There’s also the possibility of looking for adverse drug reactions (ADRs) amongst all this data. Often when a drug is tested it’s interaction is tested with some of the other drugs that it is likely to be prescribed with to look for ADRs. In reality though, drugs are often given with drugs that they haven’t been tested with. It’s actually an argument that I have heard before from woo-meisters as to exactly why drugs made by big pharma are all bad mmmkay? People who seem to think that every possible of interaction of a drug with every possible other drug and a given human should be tested before it’s considered safe.
In Denmark where there are almost 7500 different approved drugs, is a lot of testing. Using the data from doctors records - especially from mental patients who are often given significant drug cocktails they are attempting to identify possible combinations of drug interactions for certain types of patients that  haven’t previously been identified. The theory being that there might be drugs that work well for certain people for certain diseases that could actually be dangerous for others with other people with similar conditions that are interacting with another set of diseases.

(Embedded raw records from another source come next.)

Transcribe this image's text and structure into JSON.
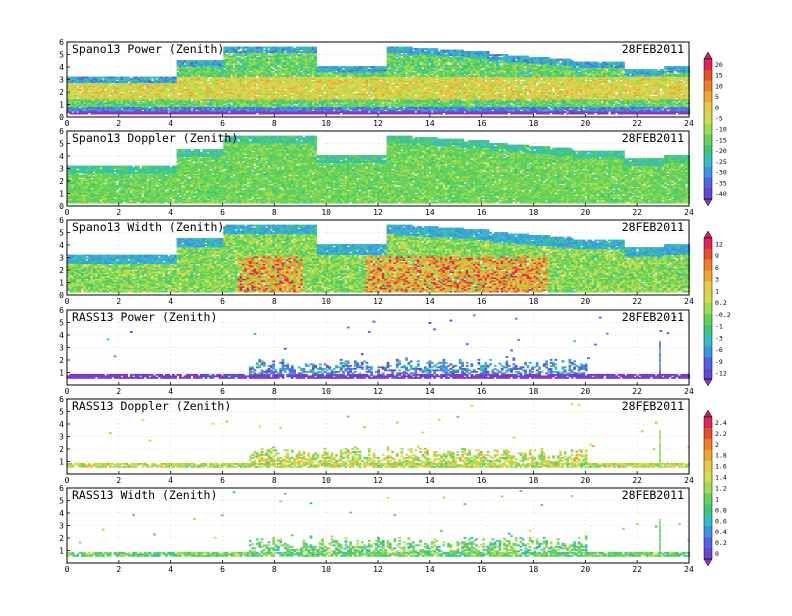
{
  "chart_data": [
    {
      "type": "heatmap",
      "title": "Spano13 Power (Zenith)",
      "date": "28FEB2011",
      "profile": "spano",
      "metric": "power",
      "xlim": [
        0,
        24
      ],
      "ylim": [
        0,
        6
      ],
      "x_ticks": [
        0,
        2,
        4,
        6,
        8,
        10,
        12,
        14,
        16,
        18,
        20,
        22,
        24
      ],
      "y_ticks": [
        0,
        1,
        2,
        3,
        4,
        5,
        6
      ],
      "grid": true,
      "colorbar": {
        "ticks": [
          "20",
          "15",
          "10",
          "5",
          "0",
          "-5",
          "-10",
          "-15",
          "-20",
          "-25",
          "-30",
          "-35",
          "-40"
        ],
        "colors": [
          "#c81e6e",
          "#e0245a",
          "#e6502a",
          "#ee7d23",
          "#f0a530",
          "#e6c84a",
          "#d2dc50",
          "#9edc50",
          "#64d25a",
          "#3cc87a",
          "#32bec8",
          "#3c96e6",
          "#5064e6",
          "#6446d2",
          "#8c32c8"
        ]
      }
    },
    {
      "type": "heatmap",
      "title": "Spano13 Doppler (Zenith)",
      "date": "28FEB2011",
      "profile": "spano",
      "metric": "doppler",
      "xlim": [
        0,
        24
      ],
      "ylim": [
        0,
        6
      ],
      "x_ticks": [
        0,
        2,
        4,
        6,
        8,
        10,
        12,
        14,
        16,
        18,
        20,
        22,
        24
      ],
      "y_ticks": [
        0,
        1,
        2,
        3,
        4,
        5,
        6
      ],
      "grid": true
    },
    {
      "type": "heatmap",
      "title": "Spano13 Width (Zenith)",
      "date": "28FEB2011",
      "profile": "spano",
      "metric": "width",
      "xlim": [
        0,
        24
      ],
      "ylim": [
        0,
        6
      ],
      "x_ticks": [
        0,
        2,
        4,
        6,
        8,
        10,
        12,
        14,
        16,
        18,
        20,
        22,
        24
      ],
      "y_ticks": [
        0,
        1,
        2,
        3,
        4,
        5,
        6
      ],
      "grid": true,
      "colorbar": {
        "ticks": [
          "12",
          "9",
          "6",
          "3",
          "1",
          "0.2",
          "-0.2",
          "-1",
          "-3",
          "-6",
          "-9",
          "-12"
        ],
        "colors": [
          "#c81e6e",
          "#e0245a",
          "#e6502a",
          "#ee7d23",
          "#f0a530",
          "#e6c84a",
          "#d2dc50",
          "#9edc50",
          "#64d25a",
          "#3cc87a",
          "#32bec8",
          "#3c96e6",
          "#5064e6",
          "#6446d2",
          "#8c32c8"
        ]
      }
    },
    {
      "type": "heatmap",
      "title": "RASS13 Power (Zenith)",
      "date": "28FEB2011",
      "profile": "rass",
      "metric": "power",
      "xlim": [
        0,
        24
      ],
      "ylim": [
        0,
        6
      ],
      "x_ticks": [
        0,
        2,
        4,
        6,
        8,
        10,
        12,
        14,
        16,
        18,
        20,
        22,
        24
      ],
      "y_ticks": [
        1,
        2,
        3,
        4,
        5,
        6
      ],
      "grid": true
    },
    {
      "type": "heatmap",
      "title": "RASS13 Doppler (Zenith)",
      "date": "28FEB2011",
      "profile": "rass",
      "metric": "doppler",
      "xlim": [
        0,
        24
      ],
      "ylim": [
        0,
        6
      ],
      "x_ticks": [
        0,
        2,
        4,
        6,
        8,
        10,
        12,
        14,
        16,
        18,
        20,
        22,
        24
      ],
      "y_ticks": [
        1,
        2,
        3,
        4,
        5,
        6
      ],
      "grid": true,
      "colorbar": {
        "ticks": [
          "2.4",
          "2.2",
          "2",
          "1.8",
          "1.6",
          "1.4",
          "1.2",
          "1",
          "0.8",
          "0.6",
          "0.4",
          "0.2",
          "0"
        ],
        "colors": [
          "#c81e6e",
          "#e0245a",
          "#e6502a",
          "#ee7d23",
          "#f0a530",
          "#e6c84a",
          "#d2dc50",
          "#9edc50",
          "#64d25a",
          "#3cc87a",
          "#32bec8",
          "#3c96e6",
          "#5064e6",
          "#6446d2",
          "#8c32c8"
        ]
      }
    },
    {
      "type": "heatmap",
      "title": "RASS13 Width (Zenith)",
      "date": "28FEB2011",
      "profile": "rass",
      "metric": "width",
      "xlim": [
        0,
        24
      ],
      "ylim": [
        0,
        6
      ],
      "x_ticks": [
        0,
        2,
        4,
        6,
        8,
        10,
        12,
        14,
        16,
        18,
        20,
        22,
        24
      ],
      "y_ticks": [
        1,
        2,
        3,
        4,
        5,
        6
      ],
      "grid": true
    }
  ]
}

And then there’s the whole trying to work in temporal data into the equation. Which disease arrived first? Making the patient susceptible to what other conditions. All very interesting stuff. It doesn’t sound like they’ve managed to integrate much in the way of sequence data yet, but there’s still some interesting correlations (stressing correlation rather than causal relationships) popping up.

And for my money, that was the 2nd most interesting talk of the workshop this afternoon. I’ll try and write about the one using linkage analysis, sequencing and mouse models to determine the genetic causes of deafness in an extended family this evening. Very cool stuff from a woman by the name of Mette Nyegaard. Apparently there’s a significant correlation between deafness and kidney disease. 

For now though I have to go find someplace for dinner.